# The Greatest Field Improvisation Ever

When I was working on a furnace control system in Thailand I witnessed one of the coolest feats of engineering ever. The field service guy needed to measure the flow of gasses and a manometer was nowhere to be found.

A manometer measures pressure differences using columns of fluid. In a U manometer the difference between the heights of each column is proportional to the difference in pressure and the density of the fluid in the “U”. If you want to measure very small pressure differences, which you often want to do in gas flow applications, you want a less dense fluid. A column of water at atmospheric pressure against a vacuum can be pushed up almost 34 feet, or about 406 inches of water.
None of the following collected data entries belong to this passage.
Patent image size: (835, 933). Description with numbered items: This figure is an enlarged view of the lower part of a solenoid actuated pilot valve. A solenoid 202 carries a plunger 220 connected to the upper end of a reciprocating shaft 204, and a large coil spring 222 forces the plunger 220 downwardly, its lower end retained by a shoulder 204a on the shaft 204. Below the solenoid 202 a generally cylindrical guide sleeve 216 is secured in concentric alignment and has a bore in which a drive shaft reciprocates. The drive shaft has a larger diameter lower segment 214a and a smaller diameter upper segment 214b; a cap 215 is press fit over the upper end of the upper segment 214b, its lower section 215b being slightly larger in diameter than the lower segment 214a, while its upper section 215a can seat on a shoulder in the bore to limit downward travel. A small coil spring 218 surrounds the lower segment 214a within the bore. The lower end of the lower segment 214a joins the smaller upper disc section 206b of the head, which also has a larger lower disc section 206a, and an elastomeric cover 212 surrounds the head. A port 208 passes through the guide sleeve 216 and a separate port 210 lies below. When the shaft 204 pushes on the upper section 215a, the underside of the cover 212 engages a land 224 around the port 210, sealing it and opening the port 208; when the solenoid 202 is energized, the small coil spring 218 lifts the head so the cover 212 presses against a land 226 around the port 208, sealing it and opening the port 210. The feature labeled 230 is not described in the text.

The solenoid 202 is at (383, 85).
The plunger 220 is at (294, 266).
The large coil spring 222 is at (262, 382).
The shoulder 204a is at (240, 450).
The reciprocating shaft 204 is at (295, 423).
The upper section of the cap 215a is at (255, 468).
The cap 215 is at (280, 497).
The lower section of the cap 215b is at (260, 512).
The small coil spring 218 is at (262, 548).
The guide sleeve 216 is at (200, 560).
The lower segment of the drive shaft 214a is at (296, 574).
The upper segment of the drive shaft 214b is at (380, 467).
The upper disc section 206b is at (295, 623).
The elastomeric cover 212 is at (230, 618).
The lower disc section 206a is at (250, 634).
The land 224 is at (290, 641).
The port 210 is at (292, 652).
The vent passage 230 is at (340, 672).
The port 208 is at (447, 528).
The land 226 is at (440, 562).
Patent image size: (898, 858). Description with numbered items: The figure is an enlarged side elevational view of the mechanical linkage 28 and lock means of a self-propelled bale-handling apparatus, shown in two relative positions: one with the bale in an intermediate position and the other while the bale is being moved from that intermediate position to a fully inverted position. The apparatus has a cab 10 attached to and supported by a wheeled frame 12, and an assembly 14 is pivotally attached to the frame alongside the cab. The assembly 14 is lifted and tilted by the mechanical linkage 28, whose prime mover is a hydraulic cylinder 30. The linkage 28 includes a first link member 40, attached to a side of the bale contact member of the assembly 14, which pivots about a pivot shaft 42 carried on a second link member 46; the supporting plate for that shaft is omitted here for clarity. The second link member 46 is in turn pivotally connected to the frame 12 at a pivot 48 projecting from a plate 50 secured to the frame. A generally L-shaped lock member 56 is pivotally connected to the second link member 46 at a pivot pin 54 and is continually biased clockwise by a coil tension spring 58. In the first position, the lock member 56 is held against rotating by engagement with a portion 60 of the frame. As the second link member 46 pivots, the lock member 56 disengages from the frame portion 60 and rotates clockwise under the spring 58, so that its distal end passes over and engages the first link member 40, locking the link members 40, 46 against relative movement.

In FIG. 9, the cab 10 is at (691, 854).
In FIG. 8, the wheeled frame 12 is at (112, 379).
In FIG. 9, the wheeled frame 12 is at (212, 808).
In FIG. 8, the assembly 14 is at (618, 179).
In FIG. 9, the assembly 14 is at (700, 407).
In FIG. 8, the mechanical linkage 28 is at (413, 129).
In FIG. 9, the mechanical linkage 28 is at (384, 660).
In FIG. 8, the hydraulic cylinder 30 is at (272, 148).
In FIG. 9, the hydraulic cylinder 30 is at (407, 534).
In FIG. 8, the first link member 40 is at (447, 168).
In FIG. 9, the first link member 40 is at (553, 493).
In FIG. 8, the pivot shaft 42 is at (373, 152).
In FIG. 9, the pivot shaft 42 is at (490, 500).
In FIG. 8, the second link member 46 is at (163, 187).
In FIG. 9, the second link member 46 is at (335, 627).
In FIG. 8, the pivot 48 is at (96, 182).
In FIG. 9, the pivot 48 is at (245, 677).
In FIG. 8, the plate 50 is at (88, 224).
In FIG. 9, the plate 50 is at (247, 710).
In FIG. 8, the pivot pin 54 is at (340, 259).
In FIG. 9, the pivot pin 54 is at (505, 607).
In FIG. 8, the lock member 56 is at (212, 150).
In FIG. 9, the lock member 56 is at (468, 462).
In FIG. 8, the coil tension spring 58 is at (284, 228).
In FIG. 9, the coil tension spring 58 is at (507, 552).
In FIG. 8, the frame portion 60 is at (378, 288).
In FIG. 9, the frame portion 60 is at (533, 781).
A column of mercury, which is much more dense, can only be pushed up about 30 inches under the same conditions.

Another way to measure smaller pressure differences is to stretch the manometer out and measure the height change horizontally over a shallow incline. Devices with this arrangement are called inclined manometers. You can buy these things commercially and there are electronic versions as well, but none of that was available when my colleague needed it.

Here’s where the clever bit comes in. He ended up mounting a piece of clear plastic hose on the wide face of a two-foot length of two-by-four. It was held in place on each end by an industrial staple. A piece of molding kept the working section straight, with one end mounted about an inch-and-a-half higher than the other over a run of 20 inches. He used some quick trigonometry to convert elevation distance to linear distance along the incline and marked the board at intervals of tenths of an inch of water. The marks were far enough apart that hundredths of an inch could easily be estimated. He poured a liquid into the tube that he could see clearly.

Coffee.

…which he assumed had the same density as water. In a scene right out of Zen and the Art of Motorcycle Maintenance the device worked perfectly and my colleague had the combustion system straightened out in no time.

When he finished the job he stuffed his creation in his suitcase and took it back to the office. The company was seeking ISO 9000 certification at the time and the big joke was whether we were going to send it out for calibration every six months as the standard called for. That obviously never happened but I would love to have seen the technicians’ faces when they opened that package!